Aku memang masih utuh

Dan kata-kata belum binasa

(Aku Masih Utuh Dan Kata-Kata Belum Binasa, 18 Juni 1997)

 

Sinopsis:

Wiji Thukul (Gunawan Maryanto) mengawali pelariannya dengan ketakutan, karena status baru menjadi buronan. Namun, Wiji Thukul tetap  menulis puisi dan beberapa cerpen dengan menggunakan nama pena lain.

Di Solo, Sipon (Marissa Anita) istri Wiji Thukul hidup bersama dua anaknya., Wani dan Fajar Merah. Sipon ditekan, rumah diawasi polisi, koleksi buku-buku disita dan beberapa kali Sipon digelandang ke kantor polisi untuk diinterogasi.

Review:

Gaung film Istirahatlah Kata-Kata sudah terdengar sejak akhir tahun lalu. Di beberapa media sosial, poster film ini marak dijumpai dengan sejumlah kalimat yang menyertainya: “Film wajib tonton nih tahun depan” merujuk ke 2017 ini. Ya, banyak yang tidak sabar menunggu film ini.

Saat yang dinanti pun tiba. 19 Januari 2017 menjadi penanda diputarnya film Istirahatlah Kata-Kata di jaringan bisokop yang ada di Indonesia dengan jumlah layar yang terbatas. Hanya ada 19 layar pada pemutaran hari pertama, yang membuat tiket ludes terjual di beberapa tempat hampir di semua jam pertunjukan.

Istirahatlah Kata-Kata memang membuat penasaran. Film yang mengisahkan seorang Wiji Thukul, buruh furnitur yang hilang sampai sekarang. Ya, Wiji Thukul yang meski saya tak mengenal sosoknya secara langsung namun saya akrabi dirinya lewat cerita-cerita yang mengalir dari mereka yang pernah bertemu dirinya. Yang kemudian saya akrabi puisi-puisinya.

Saya langsung tercekat saat puisi Wiji Thukul berjudul Istirahatlah Kata-Kata mengalir dari bibir seorang Gunawan Maryanto pemeran Wiji Thukul di film ini. Seolah-olah Wiji Thukul benar-benar hadir di tengah-tengah kita dengan kecadelannya yang khas. Lirih, merintih, perih namun tajam menusuk sanubari.

Istirahatlah Kata-Kata memang fokus pada sosok Wiji Thukul sebagai manusia biasa, yang punya rasa takut, yang menyimpan rindu kepada istri dan kedua anak-anaknya dan tentunya kehidupan dimana dia bisa melakukan aktivitasnya seperti biasa.

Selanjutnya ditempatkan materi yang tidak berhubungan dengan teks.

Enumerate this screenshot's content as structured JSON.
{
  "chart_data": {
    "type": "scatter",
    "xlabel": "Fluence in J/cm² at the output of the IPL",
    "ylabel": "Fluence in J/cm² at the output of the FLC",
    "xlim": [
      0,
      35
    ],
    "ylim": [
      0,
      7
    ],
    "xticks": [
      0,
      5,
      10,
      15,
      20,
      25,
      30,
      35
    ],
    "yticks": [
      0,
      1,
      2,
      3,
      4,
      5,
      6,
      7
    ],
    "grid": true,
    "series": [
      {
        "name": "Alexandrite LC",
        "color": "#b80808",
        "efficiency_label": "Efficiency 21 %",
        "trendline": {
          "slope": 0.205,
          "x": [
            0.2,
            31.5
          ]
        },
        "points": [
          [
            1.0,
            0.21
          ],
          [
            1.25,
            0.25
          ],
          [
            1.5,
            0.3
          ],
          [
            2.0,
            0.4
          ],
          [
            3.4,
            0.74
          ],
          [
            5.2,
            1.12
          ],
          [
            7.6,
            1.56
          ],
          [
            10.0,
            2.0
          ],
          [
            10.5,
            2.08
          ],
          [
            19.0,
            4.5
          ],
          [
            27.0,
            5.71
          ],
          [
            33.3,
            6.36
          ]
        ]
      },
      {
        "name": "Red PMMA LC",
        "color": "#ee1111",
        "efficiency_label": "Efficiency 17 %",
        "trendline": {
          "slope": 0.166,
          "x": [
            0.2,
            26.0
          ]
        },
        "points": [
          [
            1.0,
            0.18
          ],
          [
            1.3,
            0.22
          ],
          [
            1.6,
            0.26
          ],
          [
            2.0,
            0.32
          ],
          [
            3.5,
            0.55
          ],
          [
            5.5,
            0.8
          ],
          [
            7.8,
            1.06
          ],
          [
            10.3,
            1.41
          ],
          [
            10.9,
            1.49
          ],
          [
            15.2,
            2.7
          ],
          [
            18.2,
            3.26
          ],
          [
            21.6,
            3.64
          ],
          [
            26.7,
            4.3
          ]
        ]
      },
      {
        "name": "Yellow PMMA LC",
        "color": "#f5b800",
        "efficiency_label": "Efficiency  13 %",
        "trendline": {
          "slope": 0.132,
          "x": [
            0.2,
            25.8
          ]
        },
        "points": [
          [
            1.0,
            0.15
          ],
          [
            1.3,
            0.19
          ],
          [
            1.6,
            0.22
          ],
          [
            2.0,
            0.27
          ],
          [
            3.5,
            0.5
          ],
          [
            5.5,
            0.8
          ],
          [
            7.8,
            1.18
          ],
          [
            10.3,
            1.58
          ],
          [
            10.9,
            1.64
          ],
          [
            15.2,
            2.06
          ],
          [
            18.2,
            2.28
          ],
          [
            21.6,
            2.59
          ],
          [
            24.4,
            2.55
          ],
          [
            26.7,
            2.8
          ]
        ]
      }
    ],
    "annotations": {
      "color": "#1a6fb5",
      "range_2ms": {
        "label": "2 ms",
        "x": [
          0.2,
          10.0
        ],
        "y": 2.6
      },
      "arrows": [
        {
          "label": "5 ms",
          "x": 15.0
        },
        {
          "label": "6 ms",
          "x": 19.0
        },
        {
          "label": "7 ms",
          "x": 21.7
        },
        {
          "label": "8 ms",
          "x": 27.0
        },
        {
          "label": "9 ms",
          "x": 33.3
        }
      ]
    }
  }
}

Marissa Anita berperan cukup apik sebagai Sipon, istri Wiji Thukul di film ini. Dialog-dialognya yang sebagian besar menggunakan bahasa Jawa ngoko (kasar) mengalir mulus dari bibirnya. Meski di beberapa skena, masih telihat begitu ‘metropolis’ untuk seorang Sipon, namun secara keseluruhan penampilan Marissa Anita patut diacungi jempol, selain Gunawan Maryanto yang begitu melebur menghidupkan ‘Wiji Thukul’  tentunya.

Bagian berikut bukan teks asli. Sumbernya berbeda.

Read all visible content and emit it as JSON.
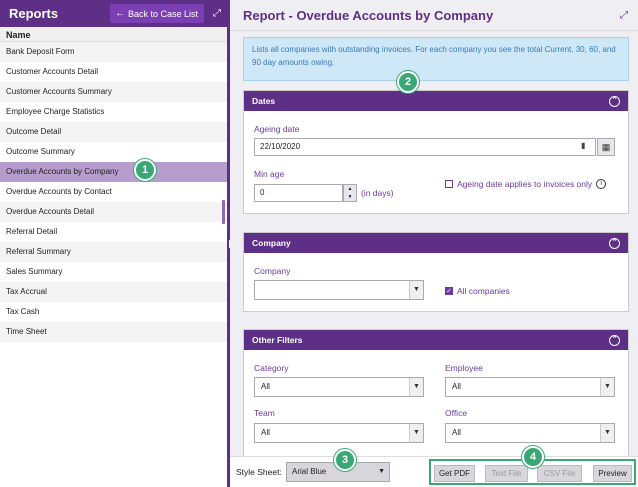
{
  "left": {
    "title": "Reports",
    "back_label": "Back to Case List",
    "column_header": "Name",
    "items": [
      "Bank Deposit Form",
      "Customer Accounts Detail",
      "Customer Accounts Summary",
      "Employee Charge Statistics",
      "Outcome Detail",
      "Outcome Summary",
      "Overdue Accounts by Company",
      "Overdue Accounts by Contact",
      "Overdue Accounts Detail",
      "Referral Detail",
      "Referral Summary",
      "Sales Summary",
      "Tax Accrual",
      "Tax Cash",
      "Time Sheet"
    ],
    "selected_index": 6
  },
  "right": {
    "title": "Report - Overdue Accounts by Company",
    "info": "Lists all companies with outstanding invoices. For each company you see the total Current, 30, 60, and 90 day amounts owing.",
    "dates": {
      "heading": "Dates",
      "ageing_label": "Ageing date",
      "ageing_value": "22/10/2020",
      "min_age_label": "Min age",
      "min_age_value": "0",
      "in_days": "(in days)",
      "applies_label": "Ageing date applies to invoices only"
    },
    "company": {
      "heading": "Company",
      "company_label": "Company",
      "company_value": "",
      "all_companies_label": "All companies",
      "all_companies_checked": true
    },
    "filters": {
      "heading": "Other Filters",
      "category_label": "Category",
      "category_value": "All",
      "employee_label": "Employee",
      "employee_value": "All",
      "team_label": "Team",
      "team_value": "All",
      "office_label": "Office",
      "office_value": "All"
    }
  },
  "bottom": {
    "style_sheet_label": "Style Sheet:",
    "style_sheet_value": "Arial Blue",
    "get_pdf": "Get PDF",
    "text_file": "Text File",
    "csv_file": "CSV File",
    "preview": "Preview"
  },
  "callouts": [
    "1",
    "2",
    "3",
    "4"
  ],
  "colors": {
    "brand_purple": "#5d2f86",
    "selected_row": "#b59dce",
    "callout_green": "#3aa876",
    "info_bg": "#cfe8f7"
  }
}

Kesepian dan kesunyian seorang Wiji Thukul sebagai buronan Orde Baru tersaji begitu menarik. Ini tentu tak lepas dari tangan dingin seorang Anggi, sapaan akrab Yosep Anggi Noen, sutradara sekaligus penulis dan salah satu produser film ini yang begitu jitu meramu alur cerita, gambar-gambar dan musik yang melatarinya. Jauh dari kata membosankan. Pemaparan situasi politik dan negara saat itu kadang dimunculkan lewat obrolan singkat atau siaran radio, sehingga tak mengganggu karakter sang tokoh utama yang ingin dimunculkan, Wiji Thukul. Ini juga mungkin karena Anggi melakukan riset dan observasi berbulan-bulan dan berusaha mendekatkan film Istirahatlah Kata-Kata di hati yang menontonnya.

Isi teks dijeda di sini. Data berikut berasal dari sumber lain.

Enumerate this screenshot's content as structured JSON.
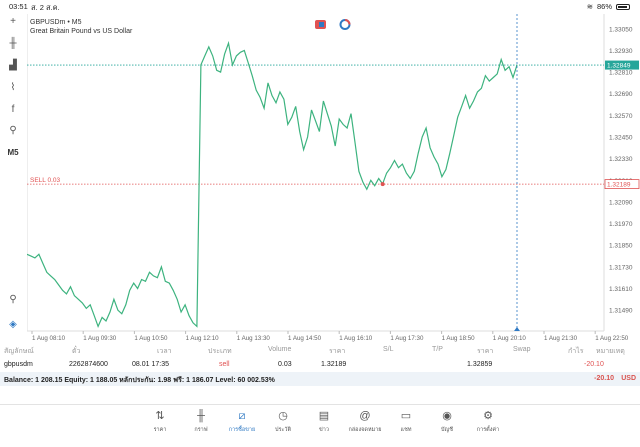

Anggi juga pintar menyodorkan fakta tentang Wiji Thukul yang masih hilang sampai sekarang dalam filmnya. Kepahitan dan kegetiran begitu terasa menyelubungi film ini, meski humor dan adegan drama terselip di dalamnya.

Istirahatlah Kata-Kata, tak menyodorkan sesuatu yang rumit, hanya pahit. Sesuatu yang begitu dekat dengan keseharian kita. Karena begitu dekatnya dengan keseharian, lantas seringkali terabaikan. Film ini begitu menohok. Seorang bapak yang penuh cinta kasih terpaksa berpisah dengan istri dan kedua anaknya yang masih kecil karena kekejaman kekuasaan pada masa pemerintahan Orde Baru. Istri dan kedua anaknya yang sampai sekarang tak pernah tahu di mana sebenarnya keberadaan bapaknya. Hal yang tak hanya dialami keluarga Wiji Thukul, namun juga oleh keluarga orang-orang hilang lainnya.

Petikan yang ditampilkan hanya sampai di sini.